African Swine Fever (ASF) is a viral disease with a near 100 percent mortality rate that led to the deaths of over a quarter of all pigs in the world in 2018-2019. While it poses no risk to humans, the Food and Agriculture Organization of the United Nations (FAO) considers ASF an enormous threat to animal welfare, food security, biodiversity, and socioeconomic security for farming communities around the world.
Governments, producers, and retailers have been awaiting this vaccine for many years. “The disease has never been circulating in so many countries and so many pigs ever in history,” Daniel Beltran Alcrudo, senior animal health specialist at FAO, tells Food Tank.
While the vaccine is currently only available to hog farmers in Vietnam, availability elsewhere is likely to follow, according to Manuel Borca and Donald Gladue. Borca and Gladue are U.S. Department of Agriculture (USDA) scientists who have been racing to develop their own vaccine candidate with Zoetis, an American pharmaceutical company.
“For other countries [besides Vietnam] it will depend on regulatory approval from each particular country,” Borca and Gladue tell Food Tank.
The vaccines approved in Vietnam include NAVET-ASFVAC, co-developed by Navetco Central Veterinary Medicine and scientists from the United States, and AVAC ASF LIVE developed by AVAC Vietnam JSC, the Vietnamese government said in a statement.
ASF is spread through contact with infected animals’ bodily fluid. It is highly contagious and highly resistant in many environments. The only way to stop this deadly disease during an outbreak is to kill all affected or exposed swine herds.

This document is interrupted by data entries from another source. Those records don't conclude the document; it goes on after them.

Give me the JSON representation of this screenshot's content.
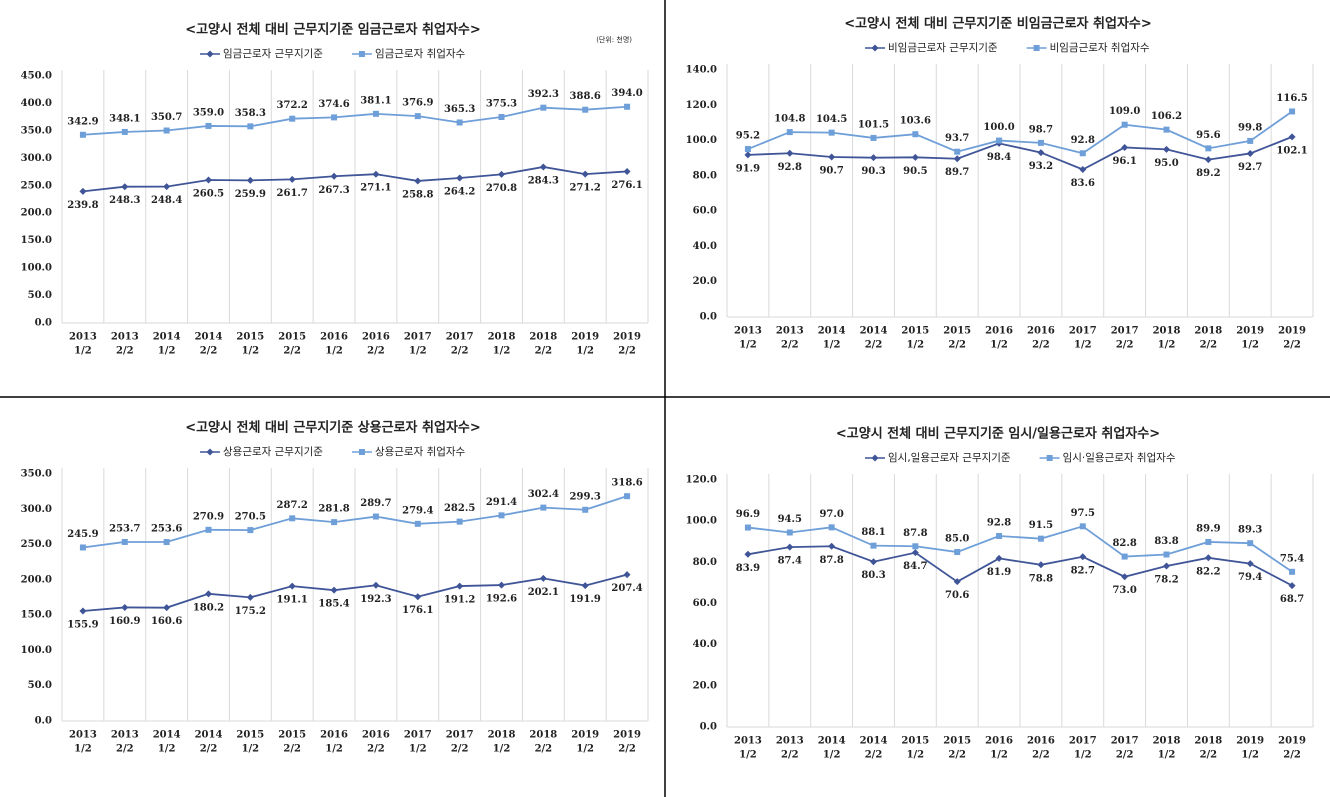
{
  "chart_data": [
    {
      "type": "line",
      "title": "<고양시 전체 대비 근무지기준 임금근로자 취업자수>",
      "note": "(단위: 천명)",
      "categories": [
        [
          "2013",
          "1/2"
        ],
        [
          "2013",
          "2/2"
        ],
        [
          "2014",
          "1/2"
        ],
        [
          "2014",
          "2/2"
        ],
        [
          "2015",
          "1/2"
        ],
        [
          "2015",
          "2/2"
        ],
        [
          "2016",
          "1/2"
        ],
        [
          "2016",
          "2/2"
        ],
        [
          "2017",
          "1/2"
        ],
        [
          "2017",
          "2/2"
        ],
        [
          "2018",
          "1/2"
        ],
        [
          "2018",
          "2/2"
        ],
        [
          "2019",
          "1/2"
        ],
        [
          "2019",
          "2/2"
        ]
      ],
      "series": [
        {
          "name": "임금근로자 근무지기준",
          "color": "#3f5597",
          "marker": "diamond",
          "values": [
            239.8,
            248.3,
            248.4,
            260.5,
            259.9,
            261.7,
            267.3,
            271.1,
            258.8,
            264.2,
            270.8,
            284.3,
            271.2,
            276.1
          ],
          "value_labels": [
            "239.8",
            "248.3",
            "248.4",
            "260.5",
            "259.9",
            "261.7",
            "267.3",
            "271.1",
            "258.8",
            "264.2",
            "270.8",
            "284.3",
            "271.2",
            "276.1"
          ]
        },
        {
          "name": "임금근로자 취업자수",
          "color": "#6f9fd8",
          "marker": "square",
          "values": [
            342.9,
            348.1,
            350.7,
            359.0,
            358.3,
            372.2,
            374.6,
            381.1,
            376.9,
            365.3,
            375.3,
            392.3,
            388.6,
            394.0
          ],
          "value_labels": [
            "342.9",
            "348.1",
            "350.7",
            "359.0",
            "358.3",
            "372.2",
            "374.6",
            "381.1",
            "376.9",
            "365.3",
            "375.3",
            "392.3",
            "388.6",
            "394.0"
          ]
        }
      ],
      "ylim": [
        0,
        450
      ],
      "yticks": [
        {
          "value": 0,
          "label": "0.0"
        },
        {
          "value": 50,
          "label": "50.0"
        },
        {
          "value": 100,
          "label": "100.0"
        },
        {
          "value": 150,
          "label": "150.0"
        },
        {
          "value": 200,
          "label": "200.0"
        },
        {
          "value": 250,
          "label": "250.0"
        },
        {
          "value": 300,
          "label": "300.0"
        },
        {
          "value": 350,
          "label": "350.0"
        },
        {
          "value": 400,
          "label": "400.0"
        },
        {
          "value": 450,
          "label": "450.0"
        }
      ]
    },
    {
      "type": "line",
      "title": "<고양시 전체 대비 근무지기준 비임금근로자 취업자수>",
      "categories": [
        [
          "2013",
          "1/2"
        ],
        [
          "2013",
          "2/2"
        ],
        [
          "2014",
          "1/2"
        ],
        [
          "2014",
          "2/2"
        ],
        [
          "2015",
          "1/2"
        ],
        [
          "2015",
          "2/2"
        ],
        [
          "2016",
          "1/2"
        ],
        [
          "2016",
          "2/2"
        ],
        [
          "2017",
          "1/2"
        ],
        [
          "2017",
          "2/2"
        ],
        [
          "2018",
          "1/2"
        ],
        [
          "2018",
          "2/2"
        ],
        [
          "2019",
          "1/2"
        ],
        [
          "2019",
          "2/2"
        ]
      ],
      "series": [
        {
          "name": "비임금근로자 근무지기준",
          "color": "#3f5597",
          "marker": "diamond",
          "values": [
            91.9,
            92.8,
            90.7,
            90.3,
            90.5,
            89.7,
            98.4,
            93.2,
            83.6,
            96.1,
            95.0,
            89.2,
            92.7,
            102.1
          ],
          "value_labels": [
            "91.9",
            "92.8",
            "90.7",
            "90.3",
            "90.5",
            "89.7",
            "98.4",
            "93.2",
            "83.6",
            "96.1",
            "95.0",
            "89.2",
            "92.7",
            "102.1"
          ]
        },
        {
          "name": "비임금근로자 취업자수",
          "color": "#6f9fd8",
          "marker": "square",
          "values": [
            95.2,
            104.8,
            104.5,
            101.5,
            103.6,
            93.7,
            100.0,
            98.7,
            92.8,
            109.0,
            106.2,
            95.6,
            99.8,
            116.5
          ],
          "value_labels": [
            "95.2",
            "104.8",
            "104.5",
            "101.5",
            "103.6",
            "93.7",
            "100.0",
            "98.7",
            "92.8",
            "109.0",
            "106.2",
            "95.6",
            "99.8",
            "116.5"
          ]
        }
      ],
      "ylim": [
        0,
        140
      ],
      "yticks": [
        {
          "value": 0,
          "label": "0.0"
        },
        {
          "value": 20,
          "label": "20.0"
        },
        {
          "value": 40,
          "label": "40.0"
        },
        {
          "value": 60,
          "label": "60.0"
        },
        {
          "value": 80,
          "label": "80.0"
        },
        {
          "value": 100,
          "label": "100.0"
        },
        {
          "value": 120,
          "label": "120.0"
        },
        {
          "value": 140,
          "label": "140.0"
        }
      ]
    },
    {
      "type": "line",
      "title": "<고양시 전체 대비 근무지기준 상용근로자 취업자수>",
      "categories": [
        [
          "2013",
          "1/2"
        ],
        [
          "2013",
          "2/2"
        ],
        [
          "2014",
          "1/2"
        ],
        [
          "2014",
          "2/2"
        ],
        [
          "2015",
          "1/2"
        ],
        [
          "2015",
          "2/2"
        ],
        [
          "2016",
          "1/2"
        ],
        [
          "2016",
          "2/2"
        ],
        [
          "2017",
          "1/2"
        ],
        [
          "2017",
          "2/2"
        ],
        [
          "2018",
          "1/2"
        ],
        [
          "2018",
          "2/2"
        ],
        [
          "2019",
          "1/2"
        ],
        [
          "2019",
          "2/2"
        ]
      ],
      "series": [
        {
          "name": "상용근로자 근무지기준",
          "color": "#3f5597",
          "marker": "diamond",
          "values": [
            155.9,
            160.9,
            160.6,
            180.2,
            175.2,
            191.1,
            185.4,
            192.3,
            176.1,
            191.2,
            192.6,
            202.1,
            191.9,
            207.4
          ],
          "value_labels": [
            "155.9",
            "160.9",
            "160.6",
            "180.2",
            "175.2",
            "191.1",
            "185.4",
            "192.3",
            "176.1",
            "191.2",
            "192.6",
            "202.1",
            "191.9",
            "207.4"
          ]
        },
        {
          "name": "상용근로자 취업자수",
          "color": "#6f9fd8",
          "marker": "square",
          "values": [
            245.9,
            253.7,
            253.6,
            270.9,
            270.5,
            287.2,
            281.8,
            289.7,
            279.4,
            282.5,
            291.4,
            302.4,
            299.3,
            318.6
          ],
          "value_labels": [
            "245.9",
            "253.7",
            "253.6",
            "270.9",
            "270.5",
            "287.2",
            "281.8",
            "289.7",
            "279.4",
            "282.5",
            "291.4",
            "302.4",
            "299.3",
            "318.6"
          ]
        }
      ],
      "ylim": [
        0,
        350
      ],
      "yticks": [
        {
          "value": 0,
          "label": "0.0"
        },
        {
          "value": 50,
          "label": "50.0"
        },
        {
          "value": 100,
          "label": "100.0"
        },
        {
          "value": 150,
          "label": "150.0"
        },
        {
          "value": 200,
          "label": "200.0"
        },
        {
          "value": 250,
          "label": "250.0"
        },
        {
          "value": 300,
          "label": "300.0"
        },
        {
          "value": 350,
          "label": "350.0"
        }
      ]
    },
    {
      "type": "line",
      "title": "<고양시 전체 대비 근무지기준 임시/일용근로자 취업자수>",
      "categories": [
        [
          "2013",
          "1/2"
        ],
        [
          "2013",
          "2/2"
        ],
        [
          "2014",
          "1/2"
        ],
        [
          "2014",
          "2/2"
        ],
        [
          "2015",
          "1/2"
        ],
        [
          "2015",
          "2/2"
        ],
        [
          "2016",
          "1/2"
        ],
        [
          "2016",
          "2/2"
        ],
        [
          "2017",
          "1/2"
        ],
        [
          "2017",
          "2/2"
        ],
        [
          "2018",
          "1/2"
        ],
        [
          "2018",
          "2/2"
        ],
        [
          "2019",
          "1/2"
        ],
        [
          "2019",
          "2/2"
        ]
      ],
      "series": [
        {
          "name": "임시,일용근로자 근무지기준",
          "color": "#3f5597",
          "marker": "diamond",
          "values": [
            83.9,
            87.4,
            87.8,
            80.3,
            84.7,
            70.6,
            81.9,
            78.8,
            82.7,
            73.0,
            78.2,
            82.2,
            79.4,
            68.7
          ],
          "value_labels": [
            "83.9",
            "87.4",
            "87.8",
            "80.3",
            "84.7",
            "70.6",
            "81.9",
            "78.8",
            "82.7",
            "73.0",
            "78.2",
            "82.2",
            "79.4",
            "68.7"
          ]
        },
        {
          "name": "임시·일용근로자 취업자수",
          "color": "#6f9fd8",
          "marker": "square",
          "values": [
            96.9,
            94.5,
            97.0,
            88.1,
            87.8,
            85.0,
            92.8,
            91.5,
            97.5,
            82.8,
            83.8,
            89.9,
            89.3,
            75.4
          ],
          "value_labels": [
            "96.9",
            "94.5",
            "97.0",
            "88.1",
            "87.8",
            "85.0",
            "92.8",
            "91.5",
            "97.5",
            "82.8",
            "83.8",
            "89.9",
            "89.3",
            "75.4"
          ]
        }
      ],
      "ylim": [
        0,
        120
      ],
      "yticks": [
        {
          "value": 0,
          "label": "0.0"
        },
        {
          "value": 20,
          "label": "20.0"
        },
        {
          "value": 40,
          "label": "40.0"
        },
        {
          "value": 60,
          "label": "60.0"
        },
        {
          "value": 80,
          "label": "80.0"
        },
        {
          "value": 100,
          "label": "100.0"
        },
        {
          "value": 120,
          "label": "120.0"
        }
      ]
    }
  ]
}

ASF emerged in sub-Saharan Africa after European colonists brought their own pigs to the continent 200-300 years ago, according to senior veterinary scientist Guillermo Risatti. The disease was first identified in Africa in the 1920s and has since spread around the world. In 2018-2019, over 25 percent of pigs globally died from the disease after ASF arrived in the Americas for the first time in 40 years and in Asia for the first time ever.

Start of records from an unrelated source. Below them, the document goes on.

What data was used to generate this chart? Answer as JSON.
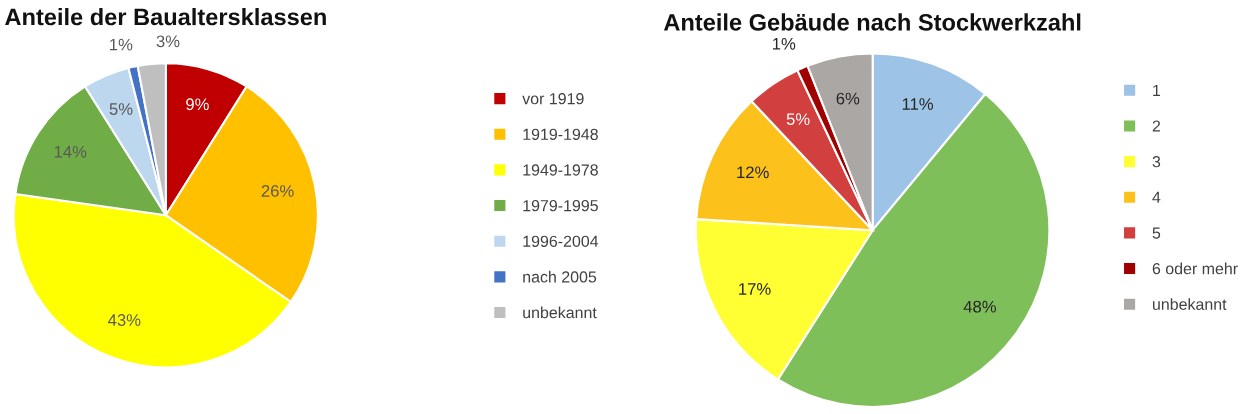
{
  "chart_data": [
    {
      "type": "pie",
      "title": "Anteile der Baualtersklassen",
      "categories": [
        "vor 1919",
        "1919-1948",
        "1949-1978",
        "1979-1995",
        "1996-2004",
        "nach 2005",
        "unbekannt"
      ],
      "values": [
        9,
        26,
        43,
        14,
        5,
        1,
        3
      ],
      "value_labels": [
        "9%",
        "26%",
        "43%",
        "14%",
        "5%",
        "1%",
        "3%"
      ],
      "colors": [
        "#c00000",
        "#ffc000",
        "#ffff00",
        "#70ad47",
        "#bdd7ee",
        "#4472c4",
        "#bfbfbf"
      ],
      "legend": "right"
    },
    {
      "type": "pie",
      "title": "Anteile Gebäude nach Stockwerkzahl",
      "categories": [
        "1",
        "2",
        "3",
        "4",
        "5",
        "6 oder mehr",
        "unbekannt"
      ],
      "values": [
        11,
        48,
        17,
        12,
        5,
        1,
        6
      ],
      "value_labels": [
        "11%",
        "48%",
        "17%",
        "12%",
        "5%",
        "1%",
        "6%"
      ],
      "colors": [
        "#9dc3e6",
        "#7fbf5a",
        "#ffff33",
        "#fcc21b",
        "#d23f3f",
        "#a00000",
        "#aaa7a5"
      ],
      "legend": "right"
    }
  ]
}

Since then, ASF has spread to dozens more countries across the world, most recently arriving in Bosnia Herzegovina and Croatia for the first time in June 2023.

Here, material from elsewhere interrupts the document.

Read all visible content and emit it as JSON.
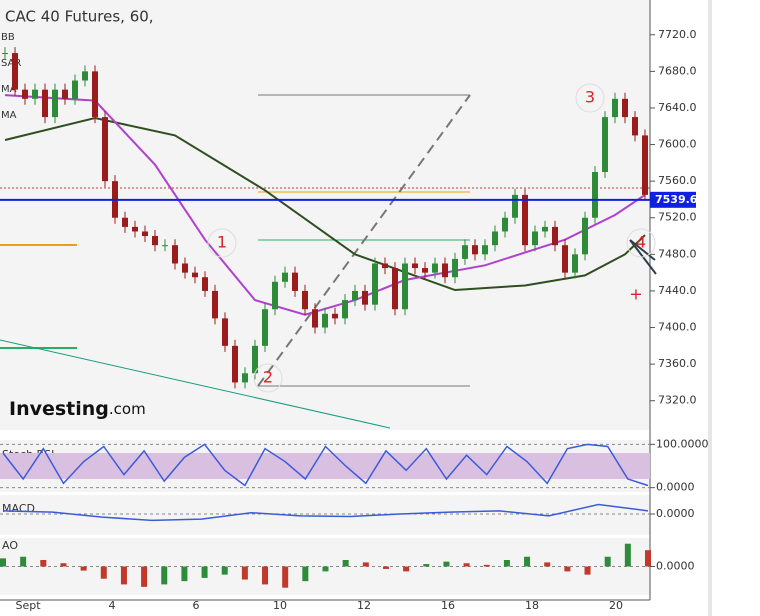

While African Swine Fever has still not reached the United States, U.S. Secretary of Agriculture Tom Vilsack said last month there was likely to be interest in precautionary purchases of the vaccine in the U.S.
Jaime Ricardo Romero, a Food Safety Specialist from the Inter-American Institute for Cooperation on Agriculture (IICA) tells Food Tank that if the U.S. wants to continue to keep ASF out of the country, they should engage in open and productive international cooperation and “contain the disease at the source.”
“Increasing the capacity of other countries at greater risk is the best protection the USA and others can implement.”